Em artigo publicado na Revista de Bem com a Vida, em 2013, a historiadora Ana Paula Marchesotti discorre sobre o aparecimento das santas casas de misericórdia no Brasil. Segundo ela, oprimeiro serviço público de saúde brasileiro foi a Santa Casa de Olinda, inaugurada em 1539. Outras 16 instituições semelhantes foram criadas no país até a Proclamação da Independência, em 1822. A autora explica que o modelo brasileiro – inspirado na Santa Casa de Lisboa, fundada em 1498 – tem como princípio basilar

a prática das obras da misericórdia compiladas por Tomás de Aquino no século XII: dar de comer a quem tem fome; dar de beber a quem tem sede; vestir os nus; visitar os doentes e presos; dar abrigo a todos os viajantes; resgatar os cativos; enterrar os mortos. (MARCHESOTTI, 2013, p.10)
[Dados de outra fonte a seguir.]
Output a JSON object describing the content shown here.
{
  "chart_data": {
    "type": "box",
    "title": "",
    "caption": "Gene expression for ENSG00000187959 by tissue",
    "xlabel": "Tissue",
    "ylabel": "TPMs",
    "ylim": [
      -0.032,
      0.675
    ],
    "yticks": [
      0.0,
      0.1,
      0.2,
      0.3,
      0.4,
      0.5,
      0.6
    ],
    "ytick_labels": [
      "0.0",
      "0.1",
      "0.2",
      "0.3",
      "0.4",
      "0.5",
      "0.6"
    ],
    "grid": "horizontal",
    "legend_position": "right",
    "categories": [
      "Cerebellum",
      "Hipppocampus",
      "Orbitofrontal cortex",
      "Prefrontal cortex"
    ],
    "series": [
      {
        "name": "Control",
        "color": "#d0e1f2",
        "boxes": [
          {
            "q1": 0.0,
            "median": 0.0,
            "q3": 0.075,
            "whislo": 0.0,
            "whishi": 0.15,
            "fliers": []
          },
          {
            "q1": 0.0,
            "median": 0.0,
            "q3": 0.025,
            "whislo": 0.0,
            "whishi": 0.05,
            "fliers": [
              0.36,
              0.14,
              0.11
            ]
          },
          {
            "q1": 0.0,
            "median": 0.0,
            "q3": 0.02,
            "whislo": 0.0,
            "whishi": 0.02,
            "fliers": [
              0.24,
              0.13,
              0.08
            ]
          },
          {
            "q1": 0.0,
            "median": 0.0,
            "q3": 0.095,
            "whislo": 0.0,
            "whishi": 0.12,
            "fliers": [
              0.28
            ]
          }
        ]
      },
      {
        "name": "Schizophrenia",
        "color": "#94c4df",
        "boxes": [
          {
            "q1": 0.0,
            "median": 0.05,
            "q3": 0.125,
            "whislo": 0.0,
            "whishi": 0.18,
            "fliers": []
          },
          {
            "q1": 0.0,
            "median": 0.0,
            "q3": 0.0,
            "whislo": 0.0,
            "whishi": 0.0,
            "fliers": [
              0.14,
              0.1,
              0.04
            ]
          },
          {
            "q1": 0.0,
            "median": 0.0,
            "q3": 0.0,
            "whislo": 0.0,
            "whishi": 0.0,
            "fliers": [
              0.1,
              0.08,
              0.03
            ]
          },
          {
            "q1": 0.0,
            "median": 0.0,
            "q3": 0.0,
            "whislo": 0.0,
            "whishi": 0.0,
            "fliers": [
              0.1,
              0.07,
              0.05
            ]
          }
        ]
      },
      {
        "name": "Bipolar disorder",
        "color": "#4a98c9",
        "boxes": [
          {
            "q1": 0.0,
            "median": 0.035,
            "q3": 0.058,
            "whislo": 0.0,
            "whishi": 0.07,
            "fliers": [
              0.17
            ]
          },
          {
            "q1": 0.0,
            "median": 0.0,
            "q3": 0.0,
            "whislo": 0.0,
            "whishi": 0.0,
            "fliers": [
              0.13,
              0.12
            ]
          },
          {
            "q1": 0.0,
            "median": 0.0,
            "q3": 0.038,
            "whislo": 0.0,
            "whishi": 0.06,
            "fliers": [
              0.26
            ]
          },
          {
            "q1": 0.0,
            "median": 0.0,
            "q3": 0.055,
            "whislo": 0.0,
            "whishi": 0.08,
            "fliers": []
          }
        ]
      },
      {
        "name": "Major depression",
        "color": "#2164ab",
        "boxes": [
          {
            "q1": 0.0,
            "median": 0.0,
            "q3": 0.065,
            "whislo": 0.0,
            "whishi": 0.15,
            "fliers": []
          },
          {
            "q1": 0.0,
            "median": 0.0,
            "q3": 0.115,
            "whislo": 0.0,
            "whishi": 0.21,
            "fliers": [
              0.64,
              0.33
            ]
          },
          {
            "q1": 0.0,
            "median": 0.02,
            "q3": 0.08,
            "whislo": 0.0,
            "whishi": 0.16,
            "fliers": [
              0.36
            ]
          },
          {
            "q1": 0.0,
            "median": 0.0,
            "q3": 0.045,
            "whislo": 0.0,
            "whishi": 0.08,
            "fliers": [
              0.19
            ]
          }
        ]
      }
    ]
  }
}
Essas instituições, na avaliação de Marchesotti, sempre foram muito mais do que hospitais, não apenas cuidando dos enfermos, mas “alimentando os famintos, sepultando os mortos, educando os enjeitados em seus orfanatos e acolhendo os

recém-nascidos abandonados na Roda dos Expostos21” (MARCHESOTTI, 2013, p.10).
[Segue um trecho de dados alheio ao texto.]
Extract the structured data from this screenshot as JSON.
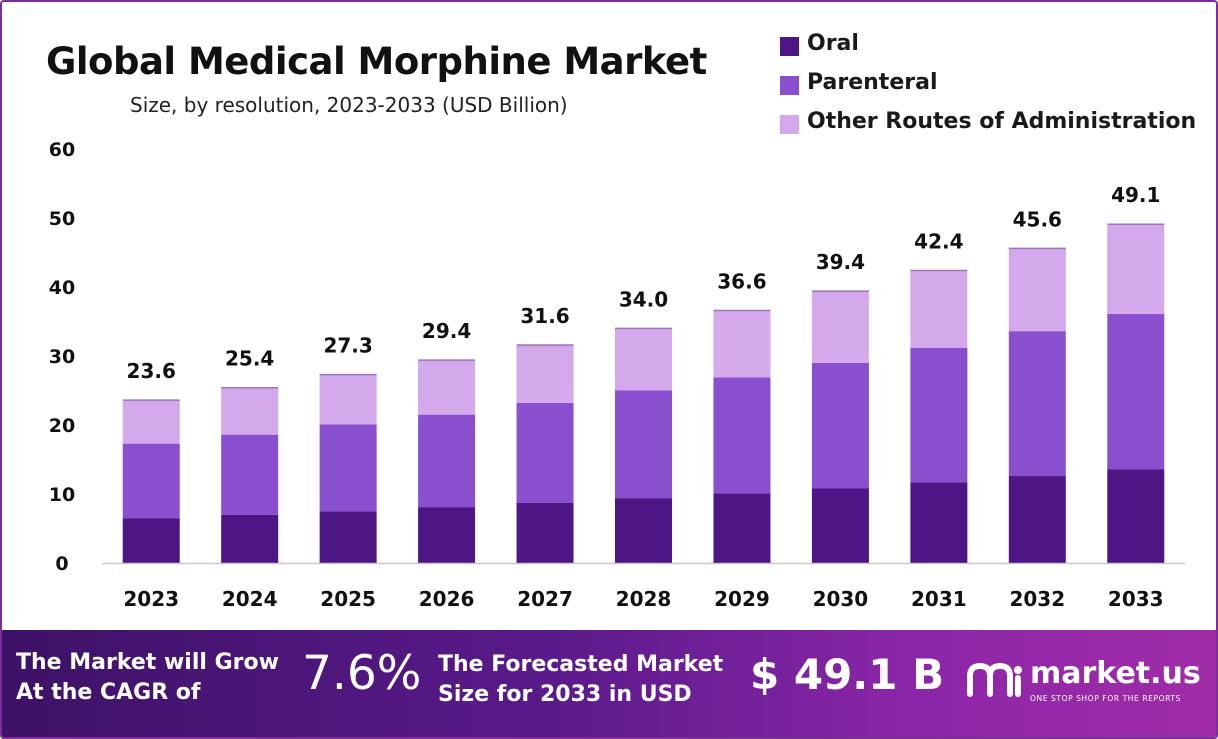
{
  "header": {
    "title": "Global Medical Morphine Market",
    "subtitle": "Size, by resolution, 2023-2033 (USD Billion)"
  },
  "colors": {
    "oral": "#4e1585",
    "parenteral": "#8a4fcf",
    "other": "#d4a9ec",
    "frame": "#7a2e9a"
  },
  "chart_data": {
    "type": "bar",
    "stacked": true,
    "title": "Global Medical Morphine Market",
    "subtitle": "Size, by resolution, 2023-2033 (USD Billion)",
    "xlabel": "",
    "ylabel": "",
    "ylim": [
      0,
      60
    ],
    "yticks": [
      0,
      10,
      20,
      30,
      40,
      50,
      60
    ],
    "categories": [
      "2023",
      "2024",
      "2025",
      "2026",
      "2027",
      "2028",
      "2029",
      "2030",
      "2031",
      "2032",
      "2033"
    ],
    "series": [
      {
        "name": "Oral",
        "values": [
          6.5,
          7.0,
          7.5,
          8.1,
          8.7,
          9.4,
          10.1,
          10.8,
          11.7,
          12.6,
          13.6
        ]
      },
      {
        "name": "Parenteral",
        "values": [
          10.8,
          11.6,
          12.6,
          13.4,
          14.5,
          15.6,
          16.8,
          18.2,
          19.5,
          21.0,
          22.5
        ]
      },
      {
        "name": "Other Routes of Administration",
        "values": [
          6.3,
          6.8,
          7.2,
          7.9,
          8.4,
          9.0,
          9.7,
          10.4,
          11.2,
          12.0,
          13.0
        ]
      }
    ],
    "totals": [
      "23.6",
      "25.4",
      "27.3",
      "29.4",
      "31.6",
      "34.0",
      "36.6",
      "39.4",
      "42.4",
      "45.6",
      "49.1"
    ],
    "legend": "top-right",
    "grid": false
  },
  "footer": {
    "cagr_label": "The Market will Grow At the CAGR of",
    "cagr_value": "7.6%",
    "forecast_label": "The Forecasted Market Size for 2033 in USD",
    "forecast_value": "$ 49.1 B",
    "brand_name": "market.us",
    "brand_tagline": "ONE STOP SHOP FOR THE REPORTS"
  }
}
Os dados do Ministério da Saúde apontam que hoje existem 1.748 santas casas em atividade no país, conveniadas ao Sistema Único de Saúde.22 Ao longo dos anos, o porte e a capacidade de atendimento dessas instituições ampliaram-se consideravelmente, muito em decorrência do crescimento dos repasses públicos disponibilizados23 a elas. Isso permitiu expandir o espectro de atendimento para a população “mais favorecida economicamente”, muitas vezes até em detrimento dos menos favorecidos para os quais estão, teoricamente, vocacionadas.24

Recorrendo à história da saúde no Brasil, observamos que, antes da chegada da Família Real Portuguesa, não havia médicos formados no país. Segundo Polignano (2001, p. 3), a cura para os problemas de saúde até então era alcançada a partir do uso dos recursos próprios da terra, como plantas e ervas, agregado aos conhecimentos empíricos e habilidades dos chamados curandeiros.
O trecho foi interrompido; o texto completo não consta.